I was anxious meeting Deanne Quinn, GATE coordinator for the Davis schools. I expected an intense, intimidating woman. Instead, I saw a funny, warm older woman filled with passion and dedication.
She gave me her home and cell phone numbers. We spoke in the evenings after the children were tucked in. She is insightful and takes personal interest in helping children, teachers and parents.
Quinn, the Davis GATE coordinator since 1993, has received a pink slip. Under Quinn, our GATE program received “exemplary” designation and national Javits grants. Because of Quinn’s work, our GATE program is highly diverse.
The position is not being eliminated. However, this year the advertisement is starkly different. The 2012 posting stated “must meet state standards for GATE coordinator” and “appropriate level of experience to complete the GATE Master Plan as well as a Gifted Specialist Instruction Credential.” The 2013 posting eliminates these requirements, only “experience and knowledge of gifted education is preferred.”
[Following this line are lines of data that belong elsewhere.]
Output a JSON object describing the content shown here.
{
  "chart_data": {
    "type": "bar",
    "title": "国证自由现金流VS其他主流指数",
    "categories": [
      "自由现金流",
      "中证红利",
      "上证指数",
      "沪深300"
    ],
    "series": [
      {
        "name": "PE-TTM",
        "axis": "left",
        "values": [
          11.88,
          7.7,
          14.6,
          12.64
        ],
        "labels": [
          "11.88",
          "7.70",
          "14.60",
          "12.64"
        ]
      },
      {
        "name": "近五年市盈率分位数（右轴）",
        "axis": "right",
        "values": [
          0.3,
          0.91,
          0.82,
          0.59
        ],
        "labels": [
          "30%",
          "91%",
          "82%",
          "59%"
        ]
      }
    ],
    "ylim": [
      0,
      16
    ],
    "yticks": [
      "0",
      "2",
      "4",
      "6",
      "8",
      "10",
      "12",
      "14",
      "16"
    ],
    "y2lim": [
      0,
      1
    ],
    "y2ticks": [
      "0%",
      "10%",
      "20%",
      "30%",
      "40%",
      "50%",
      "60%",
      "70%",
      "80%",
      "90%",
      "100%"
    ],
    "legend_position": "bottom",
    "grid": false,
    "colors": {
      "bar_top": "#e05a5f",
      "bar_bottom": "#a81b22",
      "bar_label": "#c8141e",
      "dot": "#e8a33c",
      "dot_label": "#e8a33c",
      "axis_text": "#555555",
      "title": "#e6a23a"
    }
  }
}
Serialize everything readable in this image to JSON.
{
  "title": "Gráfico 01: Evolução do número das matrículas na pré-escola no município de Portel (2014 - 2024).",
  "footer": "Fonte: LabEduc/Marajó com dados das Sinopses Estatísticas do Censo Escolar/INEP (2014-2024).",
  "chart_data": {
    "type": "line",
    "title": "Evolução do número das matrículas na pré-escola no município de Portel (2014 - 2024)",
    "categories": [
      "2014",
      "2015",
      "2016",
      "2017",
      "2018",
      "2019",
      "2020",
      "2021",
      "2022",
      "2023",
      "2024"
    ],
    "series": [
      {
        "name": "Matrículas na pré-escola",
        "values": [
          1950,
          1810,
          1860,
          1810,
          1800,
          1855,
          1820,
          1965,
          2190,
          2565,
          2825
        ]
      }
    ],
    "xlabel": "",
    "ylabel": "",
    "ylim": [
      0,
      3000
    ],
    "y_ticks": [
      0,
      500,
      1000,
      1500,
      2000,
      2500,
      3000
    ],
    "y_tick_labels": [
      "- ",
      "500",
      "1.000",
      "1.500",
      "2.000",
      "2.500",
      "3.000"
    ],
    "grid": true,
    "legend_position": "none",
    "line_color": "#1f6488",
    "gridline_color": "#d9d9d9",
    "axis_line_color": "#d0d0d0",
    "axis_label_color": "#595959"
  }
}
The superintendent explained the 2012 posting had been erroneous because “there are no required state standards for the GATE coordinator.” However, the state standards for GATE coordinator have been recommendations since 2001. The justification remains unclear.
Replacing a leading expert with someone without equal expertise weakens our program. With the GATE Master Plan extended and much work ahead, we need our most experienced and trained person. The GATE coordinator should be a strong advocate for the program, including self-contained GATE classrooms. Anything less would demonstrate the administration’s lack of commitment to the program.
To replace a woman with decades of experience, expertise and demonstrated commitment with someone who lacks this would make one question the administration’s motives. They already radically altered placement into the program via the lottery. The longtime GATE secretary is gone and the GATE Advisory Committee has been disabled. Now as of June 7, GATE coordinator Deanne Quinn may be gone. This all happened despite the administration stating that the only change would be a lottery.
The administration has stated it is not seeking to end or drastically reduce self-contained GATE, but its actions speak louder than its words.